Tomaram banho, vestiram-se e foram tomar café da manhã em seu lugar favorito. Depois andaram um pouco pelo bairro e pegaram um taxi para irem a algumas lojas sofisticadas, onde Clara comprou roupas e acessórios para o outono que se aproximava.

Não usaram disfarces e foram recebidos com muita festa pelos endereços mais exclusivos da cidade. Clara também fez questão de comprar algumas coisas para Jack e na hora do almoço, eles já estavam desembarcando no George V com um grande número de sacolas de compras nas mãos.

- Será que tudo isso vai caber na nossa mala, Menininha? - riu Jack quando percebeu que elas tomavam uma boa parte da sala de estar.

- Acho que precisamos comprar uma mala maior. - sorriu Clara. - Ai amor... desculpe, mas acho que me empolguei...

- Não peça desculpas, querida! Podemos comprar outra mala de bordo e dividimos tudo entre as duas, quando voltarmos para Londres.

- Não tnha pensado nisso, amor... - sorriu Clara. - Acho que dará certo.

- Vamos almoçar? Peço serviço de quarto? - perguntou Jack. - Ou você quer aproveitar o sol e ir almoçar em Montmartre?

- Hum.. Montmartre! Vamos amor... deixa tudo aí. Vamos almoçar e depois compramos uma nova mala.

Pegaram um taxi e seguiram até a porta de seu restaurante favorito em Paris e pela primeira vez, não se preocuparam em usar disfarces. Foram muito bem recebidos pelo gerente do restaurante, que mesmo com a casa cheia, tratou-os como realeza.

- Meu amor, não sei se é por causa da fome que estou sentindo, mas esta lagosta está incrível... - sorriu Jack. - Eles se superaram desta vez.

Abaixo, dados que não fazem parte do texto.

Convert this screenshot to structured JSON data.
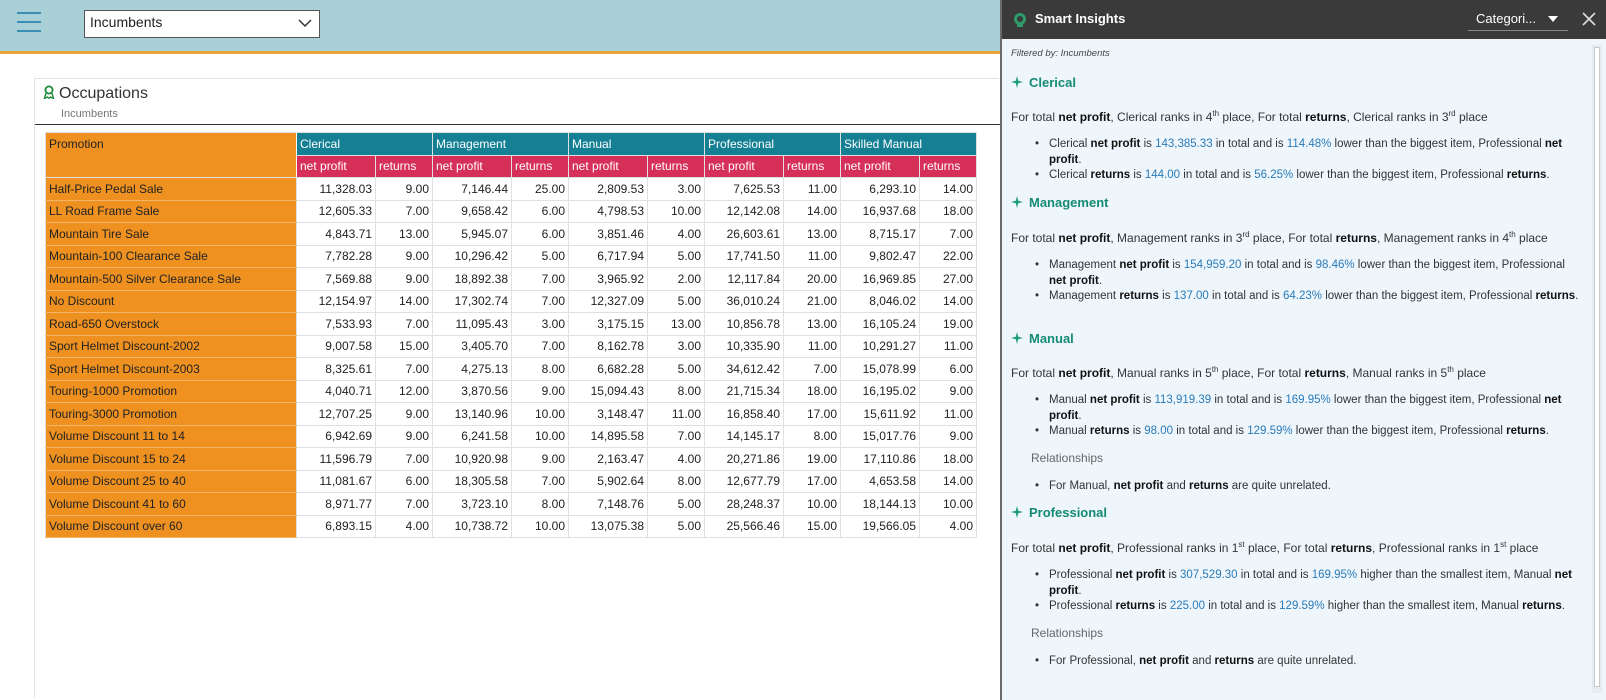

- Como eu adoro este lugar... Estar aqui, com você, para mim, é como um sonho. Dá até uma dor no coração de saber que já estamos no outono e logo não poderemos mais vir aqui, porque estará muito frio.

- É mesmo, querida. O outono já começou. Não quero ver minha menininha sentindo frio. Você quer mais casacos?

- Não amor... acho que já comprei tudo o que queria. Para ser sincera, ainda não sei como embalarei tudo para levarmos para casa. - sorriu Clara. - Vamos comprar mais uma mala de bordo e colocamos tudo dentro dela. Estou com medo de termos dificuldade no aeroporto na volta para casa.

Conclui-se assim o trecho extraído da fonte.